Das Team verwendete auch hier Organoide, die aus Hautzellen hergestellt wurden. Diese Zellen werden wie erwähnt im Labor in Stammzellen umgewandelt, bevor sie dazu angeregt werden, Zellschichten zu bilden, die denen des menschlichen Kortex ähneln – also dem gefalteten äußeren Teil des Gehirns, der Regionen enthält, die unter anderem für das Denken, Sehen, Hören, das Gedächtnis und die Wahrnehmung der Umwelt verantwortlich sind. Dieser Prozess dauert etwa zwei Monate im Labor.

Die so entstandenen dreidimensionalen Organoide wurden dann durch einen Einschnitt im Schädel in die Gehirne von einen Tag jungen Ratten injiziert. Die Organoid-Implantate erreichten so den sensorischen Kortex, eine Region, die eine Rolle dabei spielt, wie (und dass) die Tiere ihre Umwelt wahrnehmen. Innerhalb von vier Monaten zeigten Hirnscans, dass die Organoide auf etwa das Neunfache ihres ursprünglichen Volumens angewachsen waren und etwa ein Drittel einer Gehirnhälfte ausmachten. Die Zellen schienen Verbindungen mit Rattengehirnzellen gebildet zu haben und in die Gehirnkreisläufe eingebunden zu sein.

Die Zellen selbst entsprachen in ihrer Größe zudem eher den Neuronen im menschlichen Gehirn – sechs Monate nach der Transplantation waren sie etwa sechsmal so groß wie die in einer Petrischale gezüchteten Zellen. "Sie sind einfach absolut riesig", sagt Pasca. Experimente mit den Zellen lassen vermuten, dass sie ähnlich wie die Zellen im menschlichen Gehirn arbeiten. "Die Hirnzellen haben damit eine andere Reifungsstufe erreicht", sagt Pasca.

Ihre Integration in die Verdrahtung des Rattengehirns war so gut, dass sie das Verhalten der Tiere steuern konnten. In einem weiteren Experiment hat das Team die menschlichen Zellen mithilfe der Optogenetik gezielt zum Feuern gebracht – eine Technik, bei der Gehirnzellen, die mithilfe von Genen so verändert wurden, dass sie auf optische Signale reagieren, mit Licht bestrahlt werden. Auf diese Weise konnten die Forscher unter anderem beeinflussen, wie oft die Ratten nach einer Belohnung suchten.

"Das ist eine sehr wichtige und sehr coole Studie", sagt Yun Li, Molekulargenetikerin an der Universität von Toronto, die nicht an der Untersuchung beteiligt war. "Die Tatsache, dass die Gruppe in vielen dieser Experimente so erfolgreich war, ist ziemlich außergewöhnlich." Pasca hofft, dass das Studium menschlicher Gehirnorganoide in Ratten den Forschern helfen kann, menschliche Krankheiten besser zu verstehen.
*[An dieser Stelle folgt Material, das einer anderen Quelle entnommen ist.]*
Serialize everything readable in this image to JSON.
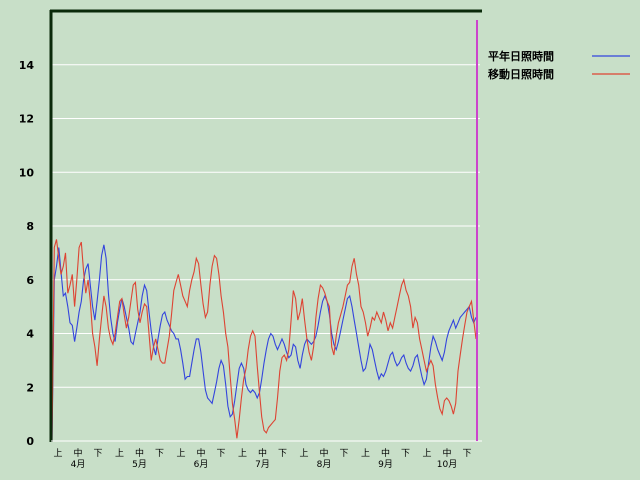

In einem anderen Experiment schuf sein Team Organoide aus Zellen von Menschen mit dem sogenannten Timothy-Syndrom, einer seltenen genetischen Störung, die das Hirn und das Herz beeinträchtigt. Diese Nervenzellen sahen anders aus als gesunde – und sie schienen auch anders zu funktionieren. Das Team von Pasca testet derzeit mögliche neue Behandlungsmethoden für das Syndrom an diesen Ratten.

"Das Rattenmodell liefert eine Menge Informationen", sagt Jeantine Lunshof, Philosophin und Ethikerin am Wyss Institute for Biologically Inspired Engineering an der Harvard University. "Es erhöht den Nutzen von Hirn-Organoiden für die Erforschung menschlicher Gehirnerkrankungen."
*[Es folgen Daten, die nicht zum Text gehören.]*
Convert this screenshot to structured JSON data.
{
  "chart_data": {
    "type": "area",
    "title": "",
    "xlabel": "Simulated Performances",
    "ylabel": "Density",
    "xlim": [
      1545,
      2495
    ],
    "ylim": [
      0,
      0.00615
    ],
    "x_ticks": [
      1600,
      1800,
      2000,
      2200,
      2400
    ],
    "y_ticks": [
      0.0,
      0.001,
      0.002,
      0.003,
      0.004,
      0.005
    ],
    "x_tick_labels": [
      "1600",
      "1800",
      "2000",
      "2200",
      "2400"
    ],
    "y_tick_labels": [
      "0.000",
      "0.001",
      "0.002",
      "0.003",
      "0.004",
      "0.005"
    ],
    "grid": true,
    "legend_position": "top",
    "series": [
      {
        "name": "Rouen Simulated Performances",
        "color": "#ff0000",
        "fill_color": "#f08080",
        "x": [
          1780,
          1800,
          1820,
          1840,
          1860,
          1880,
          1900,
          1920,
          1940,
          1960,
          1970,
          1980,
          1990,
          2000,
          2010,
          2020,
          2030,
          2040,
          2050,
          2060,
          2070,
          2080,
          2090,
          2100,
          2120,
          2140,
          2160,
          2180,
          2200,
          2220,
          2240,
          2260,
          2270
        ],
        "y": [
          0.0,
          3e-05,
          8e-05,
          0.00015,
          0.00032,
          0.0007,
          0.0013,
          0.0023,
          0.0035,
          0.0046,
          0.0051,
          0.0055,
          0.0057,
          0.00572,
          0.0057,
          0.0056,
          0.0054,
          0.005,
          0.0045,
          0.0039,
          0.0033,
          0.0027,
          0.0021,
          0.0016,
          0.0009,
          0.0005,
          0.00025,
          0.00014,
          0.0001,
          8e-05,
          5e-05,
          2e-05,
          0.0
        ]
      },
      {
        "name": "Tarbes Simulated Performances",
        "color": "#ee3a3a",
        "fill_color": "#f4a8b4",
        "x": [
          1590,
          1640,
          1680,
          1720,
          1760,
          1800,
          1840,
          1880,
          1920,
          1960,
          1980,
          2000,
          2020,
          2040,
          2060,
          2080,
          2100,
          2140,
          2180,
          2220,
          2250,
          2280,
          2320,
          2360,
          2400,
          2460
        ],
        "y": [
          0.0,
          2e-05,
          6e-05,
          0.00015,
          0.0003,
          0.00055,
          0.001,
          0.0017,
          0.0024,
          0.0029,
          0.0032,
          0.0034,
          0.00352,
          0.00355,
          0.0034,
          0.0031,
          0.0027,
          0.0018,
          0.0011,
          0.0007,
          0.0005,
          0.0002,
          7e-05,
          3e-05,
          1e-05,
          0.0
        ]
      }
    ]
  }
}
Aber sind Ratten mit menschlichen Gehirnzellen immer noch Ratten? Das hängt davon ab, wen Sie fragen. Pasca, Li und Lunshof glauben, dass sie es sind. Laut Pasca zeigten die Tiere keine Anzeichen für eine verbesserte Wahrnehmung oder menschenähnliche Verhaltensweisen. Und das menschliche Gehirn ist unglaublich komplex – viel komplexer als ein Rattenhirn, selbst wenn es nun einen Teil menschlicher Zellen enthält, sagt Lunshof.

Savulescu weist jedoch darauf hin, dass die Ratten zumindest auf der Zellebene nicht mehr vollständig Ratten sind. "Die Frage ist: Was wären die Kriterien für eine Artveränderung?", sagt Lunshof. Es besteht Einigkeit darüber, dass eine Veränderung der Kognition oder des Verhaltens notwendig wäre, um dies zu belegen. Savulescu hat keine ethischen Bedenken gegen diese Studie, da nur ein kleiner Teil von Zellen implantiert wurde – und zwar in einem Teil des Gehirns, der für die Wahrnehmung der Umwelt zuständig ist und nicht für das Bewusstsein.

In Zukunft sollten sich die Wissenschaftler jedoch über die möglichen Auswirkungen der Implantation größerer Organoide in anderen Hirnregionen im Klaren sein. "Es besteht die Möglichkeit, dass man eine "verbesserte Ratte" schafft, die über größere kognitive Fähigkeiten verfügt als eine normale Ratte", sagt er.